Early History of Islamabad
Islamabad Capital Territory, located on the Pothohar Plateau, is considered one of the earliest sites of human settlement in Asia. Some of the earliest Stone Age artefacts in the world have been found on the plateau, dating from 100,000 to 500,000 years ago. Rudimentary stones recovered from the terraces of the Soan River testify to the endeavours of early man in the inter-glacial period. Items of pottery and utensils dating back to prehistory have been found.

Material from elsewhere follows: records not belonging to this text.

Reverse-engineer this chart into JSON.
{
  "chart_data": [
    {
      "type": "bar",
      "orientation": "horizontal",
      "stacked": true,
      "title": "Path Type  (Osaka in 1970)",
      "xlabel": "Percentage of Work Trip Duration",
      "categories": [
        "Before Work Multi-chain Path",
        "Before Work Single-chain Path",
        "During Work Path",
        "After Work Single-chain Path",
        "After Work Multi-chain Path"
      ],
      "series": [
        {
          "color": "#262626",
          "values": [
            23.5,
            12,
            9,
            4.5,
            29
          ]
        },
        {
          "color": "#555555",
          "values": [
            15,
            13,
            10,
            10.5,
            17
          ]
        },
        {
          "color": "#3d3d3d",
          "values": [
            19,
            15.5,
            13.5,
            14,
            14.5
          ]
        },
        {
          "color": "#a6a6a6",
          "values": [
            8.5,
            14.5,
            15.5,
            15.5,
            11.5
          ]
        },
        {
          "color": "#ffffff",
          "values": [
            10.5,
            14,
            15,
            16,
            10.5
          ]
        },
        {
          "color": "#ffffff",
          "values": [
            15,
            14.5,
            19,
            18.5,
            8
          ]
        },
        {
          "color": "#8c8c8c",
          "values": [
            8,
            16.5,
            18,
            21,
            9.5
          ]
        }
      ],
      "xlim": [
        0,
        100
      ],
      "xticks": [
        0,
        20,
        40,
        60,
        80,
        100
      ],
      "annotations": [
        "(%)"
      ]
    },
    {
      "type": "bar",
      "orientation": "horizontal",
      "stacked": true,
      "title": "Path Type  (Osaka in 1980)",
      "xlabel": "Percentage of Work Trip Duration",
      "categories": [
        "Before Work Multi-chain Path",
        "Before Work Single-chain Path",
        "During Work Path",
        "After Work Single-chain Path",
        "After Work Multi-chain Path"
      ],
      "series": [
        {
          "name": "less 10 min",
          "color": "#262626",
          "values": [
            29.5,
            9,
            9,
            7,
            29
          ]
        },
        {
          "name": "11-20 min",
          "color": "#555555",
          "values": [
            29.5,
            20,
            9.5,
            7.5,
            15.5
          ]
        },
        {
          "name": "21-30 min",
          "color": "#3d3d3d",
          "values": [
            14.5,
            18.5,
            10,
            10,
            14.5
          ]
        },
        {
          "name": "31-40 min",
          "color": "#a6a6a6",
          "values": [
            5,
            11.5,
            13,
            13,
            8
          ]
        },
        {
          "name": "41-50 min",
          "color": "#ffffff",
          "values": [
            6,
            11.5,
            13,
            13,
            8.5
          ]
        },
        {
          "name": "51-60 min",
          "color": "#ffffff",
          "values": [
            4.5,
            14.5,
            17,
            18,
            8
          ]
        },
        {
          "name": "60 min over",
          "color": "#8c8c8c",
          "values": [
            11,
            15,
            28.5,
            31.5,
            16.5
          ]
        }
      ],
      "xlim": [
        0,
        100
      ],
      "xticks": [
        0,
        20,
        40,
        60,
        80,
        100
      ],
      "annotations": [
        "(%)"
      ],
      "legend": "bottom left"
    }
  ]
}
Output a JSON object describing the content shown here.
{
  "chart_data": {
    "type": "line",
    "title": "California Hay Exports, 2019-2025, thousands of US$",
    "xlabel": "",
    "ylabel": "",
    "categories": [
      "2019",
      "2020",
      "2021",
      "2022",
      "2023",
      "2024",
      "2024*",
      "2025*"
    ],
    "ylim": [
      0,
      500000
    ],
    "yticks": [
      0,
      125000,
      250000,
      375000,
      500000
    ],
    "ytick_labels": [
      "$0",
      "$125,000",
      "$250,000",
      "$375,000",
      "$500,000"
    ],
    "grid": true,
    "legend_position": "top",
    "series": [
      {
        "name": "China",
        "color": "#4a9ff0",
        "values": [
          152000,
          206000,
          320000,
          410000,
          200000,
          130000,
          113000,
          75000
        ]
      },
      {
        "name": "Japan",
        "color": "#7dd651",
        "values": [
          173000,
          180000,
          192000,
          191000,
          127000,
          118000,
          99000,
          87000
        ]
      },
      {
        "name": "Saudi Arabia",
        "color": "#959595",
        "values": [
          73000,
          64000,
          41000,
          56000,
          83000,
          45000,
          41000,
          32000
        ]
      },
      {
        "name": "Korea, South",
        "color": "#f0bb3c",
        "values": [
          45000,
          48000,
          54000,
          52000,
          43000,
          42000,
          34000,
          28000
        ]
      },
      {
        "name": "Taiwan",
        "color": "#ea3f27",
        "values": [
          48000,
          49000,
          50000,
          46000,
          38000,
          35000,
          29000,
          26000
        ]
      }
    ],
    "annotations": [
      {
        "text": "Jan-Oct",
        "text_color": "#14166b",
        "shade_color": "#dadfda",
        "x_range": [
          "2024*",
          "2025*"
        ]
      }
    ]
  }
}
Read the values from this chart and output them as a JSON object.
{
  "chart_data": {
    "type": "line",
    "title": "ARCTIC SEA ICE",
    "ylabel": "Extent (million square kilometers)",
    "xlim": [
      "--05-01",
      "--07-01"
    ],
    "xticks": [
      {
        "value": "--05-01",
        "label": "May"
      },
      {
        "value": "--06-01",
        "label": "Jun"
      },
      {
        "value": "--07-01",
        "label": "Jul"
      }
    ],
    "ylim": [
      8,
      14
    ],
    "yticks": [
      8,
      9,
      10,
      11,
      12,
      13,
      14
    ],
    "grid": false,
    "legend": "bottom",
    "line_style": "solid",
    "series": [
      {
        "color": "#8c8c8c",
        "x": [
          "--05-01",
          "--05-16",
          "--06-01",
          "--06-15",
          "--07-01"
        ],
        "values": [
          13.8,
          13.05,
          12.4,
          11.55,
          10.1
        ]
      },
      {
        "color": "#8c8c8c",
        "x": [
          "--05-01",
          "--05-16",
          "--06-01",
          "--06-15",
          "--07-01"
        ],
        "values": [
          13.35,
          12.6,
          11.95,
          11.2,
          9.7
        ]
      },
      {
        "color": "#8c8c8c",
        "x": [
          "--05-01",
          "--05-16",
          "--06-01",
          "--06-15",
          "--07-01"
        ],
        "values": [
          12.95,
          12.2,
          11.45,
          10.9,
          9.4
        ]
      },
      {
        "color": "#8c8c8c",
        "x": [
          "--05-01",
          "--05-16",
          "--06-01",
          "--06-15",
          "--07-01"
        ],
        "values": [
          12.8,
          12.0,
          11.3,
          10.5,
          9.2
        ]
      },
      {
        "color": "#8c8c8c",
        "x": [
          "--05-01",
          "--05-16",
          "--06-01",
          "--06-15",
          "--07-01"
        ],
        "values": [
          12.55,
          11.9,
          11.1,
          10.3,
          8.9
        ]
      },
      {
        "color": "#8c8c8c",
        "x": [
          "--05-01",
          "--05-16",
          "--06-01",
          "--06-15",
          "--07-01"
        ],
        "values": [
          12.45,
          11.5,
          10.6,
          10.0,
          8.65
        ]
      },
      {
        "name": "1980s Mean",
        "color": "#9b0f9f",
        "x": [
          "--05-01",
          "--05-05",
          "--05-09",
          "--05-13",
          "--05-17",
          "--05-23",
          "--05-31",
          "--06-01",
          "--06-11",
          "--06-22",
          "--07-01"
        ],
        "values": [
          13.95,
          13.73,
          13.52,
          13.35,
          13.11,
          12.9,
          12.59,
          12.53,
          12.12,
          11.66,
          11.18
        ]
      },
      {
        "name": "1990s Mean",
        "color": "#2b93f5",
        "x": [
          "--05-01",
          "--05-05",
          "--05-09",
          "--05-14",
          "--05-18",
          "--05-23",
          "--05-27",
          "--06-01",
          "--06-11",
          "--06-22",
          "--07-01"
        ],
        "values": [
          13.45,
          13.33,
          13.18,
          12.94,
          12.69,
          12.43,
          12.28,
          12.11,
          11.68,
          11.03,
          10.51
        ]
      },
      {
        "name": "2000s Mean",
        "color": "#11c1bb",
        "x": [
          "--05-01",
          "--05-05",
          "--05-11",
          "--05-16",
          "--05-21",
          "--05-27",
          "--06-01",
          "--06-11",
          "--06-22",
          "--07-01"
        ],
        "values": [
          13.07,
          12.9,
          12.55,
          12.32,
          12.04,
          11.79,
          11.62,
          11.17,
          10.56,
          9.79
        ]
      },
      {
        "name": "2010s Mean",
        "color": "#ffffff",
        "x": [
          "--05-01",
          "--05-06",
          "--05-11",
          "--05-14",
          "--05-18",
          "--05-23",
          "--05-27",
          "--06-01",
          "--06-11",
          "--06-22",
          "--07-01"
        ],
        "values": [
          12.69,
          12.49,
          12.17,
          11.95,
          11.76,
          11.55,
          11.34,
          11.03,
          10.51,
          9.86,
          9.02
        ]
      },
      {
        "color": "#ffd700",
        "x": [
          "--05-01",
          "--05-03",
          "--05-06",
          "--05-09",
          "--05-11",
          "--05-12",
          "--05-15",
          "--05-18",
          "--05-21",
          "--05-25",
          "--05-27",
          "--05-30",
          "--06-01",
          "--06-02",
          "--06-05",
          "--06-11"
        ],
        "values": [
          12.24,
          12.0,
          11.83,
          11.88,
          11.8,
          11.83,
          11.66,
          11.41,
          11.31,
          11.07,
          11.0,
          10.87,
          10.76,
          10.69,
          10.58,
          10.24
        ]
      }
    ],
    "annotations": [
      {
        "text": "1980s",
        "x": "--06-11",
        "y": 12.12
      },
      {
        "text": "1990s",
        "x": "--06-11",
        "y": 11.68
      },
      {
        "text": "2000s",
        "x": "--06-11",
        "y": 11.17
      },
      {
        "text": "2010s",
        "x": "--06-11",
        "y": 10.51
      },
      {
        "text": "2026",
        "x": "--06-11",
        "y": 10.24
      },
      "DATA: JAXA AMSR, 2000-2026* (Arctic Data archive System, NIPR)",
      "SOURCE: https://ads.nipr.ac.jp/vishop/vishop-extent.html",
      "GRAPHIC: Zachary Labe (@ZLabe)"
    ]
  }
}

Excavations have revealed evidence of a prehistoric culture. Relics and human skulls have been found dating back to 5000 BC that show this region was home to Neolithic people who settled on the banks of the Swaan River, who developed small communities in the region at around 3000 BC. One end of the Indus Valley Civilization flourished here between the 23rd and 18th centuries BC. Later the area was an early settlement of the Aryan community. A Buddhist town once existed in the region. Many great armies such as those of Zahiruddin Babur, Genghis Khan, Timur and Ahmad Shah Durrani used the corridor through Islamabad on their way to invade the rest of the Indian Subcontinent. Modern Islamabad is based on the old settlement known as Saidpur. The British took control of the region from the Sikhs in 1849 and built South Asia’s largest cantonment in the region.